Le fondateur de Nouvelle Donne, parti politique ancré à gauche, reproche au gouvernement son obstination à favoriser la croissance au seul profit du patronat, et de mener une politique contraire à la social-démocratie.

Quelle est l’analyse de Nouvelle Donne sur les annonces de François Hollande lors de sa conférence de presse ?

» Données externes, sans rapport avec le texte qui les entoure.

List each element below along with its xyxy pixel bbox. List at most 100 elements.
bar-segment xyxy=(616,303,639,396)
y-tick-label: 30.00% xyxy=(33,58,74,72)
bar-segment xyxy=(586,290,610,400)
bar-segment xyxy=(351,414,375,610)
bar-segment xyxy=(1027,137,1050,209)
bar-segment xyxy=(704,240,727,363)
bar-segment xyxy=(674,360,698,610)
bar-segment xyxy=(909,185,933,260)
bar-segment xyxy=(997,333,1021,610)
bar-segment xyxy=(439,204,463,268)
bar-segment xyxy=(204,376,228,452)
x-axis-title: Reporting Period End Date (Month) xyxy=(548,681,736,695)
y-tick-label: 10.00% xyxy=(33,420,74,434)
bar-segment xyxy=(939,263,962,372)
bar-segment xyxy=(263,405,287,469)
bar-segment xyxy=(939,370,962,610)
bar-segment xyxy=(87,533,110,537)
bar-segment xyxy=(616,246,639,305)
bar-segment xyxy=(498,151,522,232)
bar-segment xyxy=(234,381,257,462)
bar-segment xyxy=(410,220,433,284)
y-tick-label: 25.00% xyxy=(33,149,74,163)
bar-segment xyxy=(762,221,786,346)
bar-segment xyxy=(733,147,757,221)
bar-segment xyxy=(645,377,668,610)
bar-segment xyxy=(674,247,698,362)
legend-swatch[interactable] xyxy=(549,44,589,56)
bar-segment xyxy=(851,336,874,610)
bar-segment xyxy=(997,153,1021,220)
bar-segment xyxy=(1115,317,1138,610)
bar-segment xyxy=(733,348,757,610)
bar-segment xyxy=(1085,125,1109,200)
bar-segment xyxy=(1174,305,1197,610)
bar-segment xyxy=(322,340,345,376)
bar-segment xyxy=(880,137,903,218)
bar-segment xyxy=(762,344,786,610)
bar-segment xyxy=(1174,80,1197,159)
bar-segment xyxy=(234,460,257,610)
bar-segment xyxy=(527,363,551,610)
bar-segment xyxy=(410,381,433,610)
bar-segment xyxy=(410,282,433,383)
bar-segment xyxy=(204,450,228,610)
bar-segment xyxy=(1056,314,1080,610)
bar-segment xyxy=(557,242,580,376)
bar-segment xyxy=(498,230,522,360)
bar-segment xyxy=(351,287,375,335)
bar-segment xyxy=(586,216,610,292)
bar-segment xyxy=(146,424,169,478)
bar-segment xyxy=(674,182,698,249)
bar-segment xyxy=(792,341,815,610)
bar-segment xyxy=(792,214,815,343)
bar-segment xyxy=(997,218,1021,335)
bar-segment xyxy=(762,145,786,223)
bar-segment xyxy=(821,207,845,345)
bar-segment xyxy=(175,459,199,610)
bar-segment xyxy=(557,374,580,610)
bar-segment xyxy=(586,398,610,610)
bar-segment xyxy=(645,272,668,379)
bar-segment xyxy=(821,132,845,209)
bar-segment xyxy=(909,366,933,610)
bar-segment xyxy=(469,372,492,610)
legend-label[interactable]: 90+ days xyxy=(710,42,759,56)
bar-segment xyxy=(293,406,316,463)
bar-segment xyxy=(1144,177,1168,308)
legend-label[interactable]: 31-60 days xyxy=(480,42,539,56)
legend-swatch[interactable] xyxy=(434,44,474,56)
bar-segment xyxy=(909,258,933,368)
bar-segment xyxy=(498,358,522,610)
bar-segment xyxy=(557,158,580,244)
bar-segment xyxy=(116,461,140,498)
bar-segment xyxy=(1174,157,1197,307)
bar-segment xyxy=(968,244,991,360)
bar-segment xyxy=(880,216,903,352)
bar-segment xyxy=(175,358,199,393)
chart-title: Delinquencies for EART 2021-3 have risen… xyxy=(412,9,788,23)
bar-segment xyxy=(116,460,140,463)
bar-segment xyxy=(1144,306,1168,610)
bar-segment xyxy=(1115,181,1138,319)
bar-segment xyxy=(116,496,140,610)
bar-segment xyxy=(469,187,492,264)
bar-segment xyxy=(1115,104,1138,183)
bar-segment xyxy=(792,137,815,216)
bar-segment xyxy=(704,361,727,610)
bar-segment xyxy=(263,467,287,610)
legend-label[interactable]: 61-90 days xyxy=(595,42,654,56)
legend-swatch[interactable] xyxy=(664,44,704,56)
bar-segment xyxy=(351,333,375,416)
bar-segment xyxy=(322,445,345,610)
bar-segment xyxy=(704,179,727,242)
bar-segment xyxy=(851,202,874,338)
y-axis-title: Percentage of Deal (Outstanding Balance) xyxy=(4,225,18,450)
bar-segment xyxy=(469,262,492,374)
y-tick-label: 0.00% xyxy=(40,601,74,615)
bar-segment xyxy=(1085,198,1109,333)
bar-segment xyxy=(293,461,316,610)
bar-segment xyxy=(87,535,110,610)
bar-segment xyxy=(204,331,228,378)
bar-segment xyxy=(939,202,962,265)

Pierre Larrouturou : Les déclarations de François Hollande, mais aussi celles de Pierre Moscovici et d’Arnaud Montebourg, confirment que nous allons dans le mur. Nous sommes très critiques car il y a là quelque chose de scandaleux du point de vue politique et philosophique. Le seul discours du Président consiste à mettre en avant le « produire plus », alors que nous connaissons une crise de civilisation. La politique de l’offre, cela ne marche pas. Les États-Unis s’enfoncent dans la crise, le taux d’activité s’est effondré : il n’y a plus que 62 % des Américains qui sont actifs. En Allemagne, le taux de croissance vient de tomber à 0,4 % en 2013, et le pays subit une précarité catastrophique. Arnaud Montebourg dit pourtant qu’il faut faire comme aux États-Unis et en Allemagne, alors qu’il disait, il y a deux ans, qu’il fallait engager la démondialisation ! Le mot était ambigu, mais il posait des questions intéressantes sur le changement des règles du jeu. Par exemple : comment imposer des règles sociales et environnementales dans la mondialisation ?

Avec la présentation du pacte de responsabilité, François Hollande n’entame-t-il pas un virage libéral ?

Ce n’est pas un virage. Avant le pacte de responsabilité pour les entreprises, il y a eu le crédit d’impôt sur la compétitivité et l’emploi (CICE) de 20 milliards d’euros. Comment va-t-on financer les 30 milliards d’euros du pacte ? Yvon Gattaz  [ancien président du CNPF, ex-Medef, NDLR], le père de Pierre Gattaz, président du Medef, promettait il y a trente ans la création de 471 000 emplois si on supprimait l’autorisation administrative de licenciement. Il a obtenu cette suppression et cela n’a créé aucun emploi !

François Hollande estime que son pacte fait partie du compromis social-démocrate…

Non : c’est le contraire de la social-démocratie. François Hollande a renoncé au progrès social et à une société plus durable. La social-démocratie, c’est le contrat de progrès social par le débat et l’accord démocratique. Or, le gouvernement s’enferre dans un dialogue avec le Medef, sans les citoyens et les syndicats de salariés.

Que ferait Nouvelle Donne ?

Nous avons présenté vingt propositions sur notre site et nous publierons un manifeste en avril. Nous montrons comment retrouver l’équilibre des finances publiques. Au lieu d’augmenter la TVA ou l’impôt sur les personnes, on pourrait lutter contre les paradis fiscaux et modifier le code des marchés publics pour interdire les commandes publiques aux entreprises utilisant ces paradis fiscaux pour ne pas payer d’impôt. Cela représente 30 à 40 milliards d’euros. Faut-il s’aligner sur le moins-disant fiscal européen, comme on est en train de le faire ? Le taux d’impôt sur les bénéfices est passé de 37 % à 25 %, et il n’y a jamais eu autant de bénéfices en Europe. Est-ce qu’on est capable de créer un impôt européen sur les bénéfices ? La France gagnerait chaque année 21 milliards si le budget européen était financé de cette manière. Le dernier rapport de la Cnuced [^2], publié en septembre 2013, montre que la crise vient fondamentalement des inégalités. Comment se fait-il que les socialistes français ne soient pas capables de le comprendre et de corriger le tir ?

[^2]: Conférence des Nations unies sur le commerce et le développement.